After a one-year run on SNL, Hall set out to explore diversified roles in films such as Out Of Bounds (1986) and Johnny Be Good (1988), followed by a physical metamorphosis, packing on muscle, for Tim Burton's Edward Scissorhands (1990), opposite Johnny Depp and Winona Ryder. Next came critically acclaimed Six Degrees of Separation (1993), in which Hall portrayed a gay man who teaches down-and-out Will Smith to dupe rich people.

Hall completely transformed himself playing computer titan Bill Gates in the Emmy-nominated Pirates of Silicon Valley, followed by his role as Yankee's Hall of Fame southpaw pitcher Whitey Ford in the HBO film 61* (2001), where Hall wore his Yankee uniform number and logo backward and pitched right-handed, so the image could be flipped for the screen.

Hall had the starring role, and co-executive produced the USA Network series The Dead Zone, based on Stephen King's novel. During its six-season run, from 2002 to 2007, Hall portrayed a teacher who awakes from a coma to discover he has special powers. In addition to playing the lead, he served as a producer on the show, which was one of the highest-rated cable television series of its time.

In 2008, Hall was featured in Christopher Nolan’s The Dark Night (2008), appearing as Gotham City television reporter/anchor Mike Engel alongside Christine Bale, Heath Ledger, and Gary Oldman, followed by a recurring role on MTV’s Awkward.
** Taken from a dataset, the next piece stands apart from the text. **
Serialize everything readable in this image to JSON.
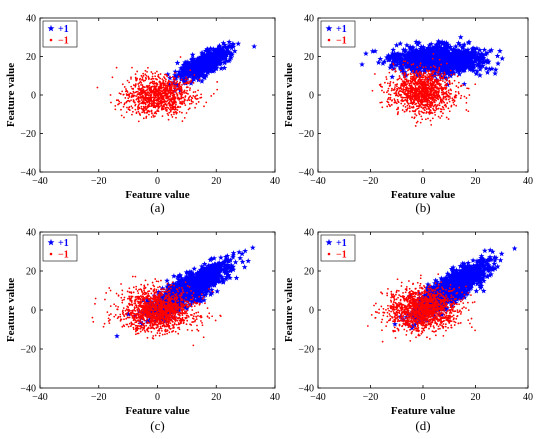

Hall received considerable notice and accolades for his memorable role in the Academy Award-nominated film Foxcatcher (2014), in which he starred opposite Steve Carell before he played the role of the menacing Russian “kettle ball master” Grigory, alongside Guy Pearce, in the film Results (2015), a comedy about a team of personal trainers, which was followed the next year by a cameo Ben Affleck’s Live by Night (2016).

Upcoming Hall is developing a TV series with longtime friend and collaborator Robert Downey Jr. He also runs his production company Manhattan Films, which has various projects in development.

Anthony Michael Hall currently resides in Los Angeles.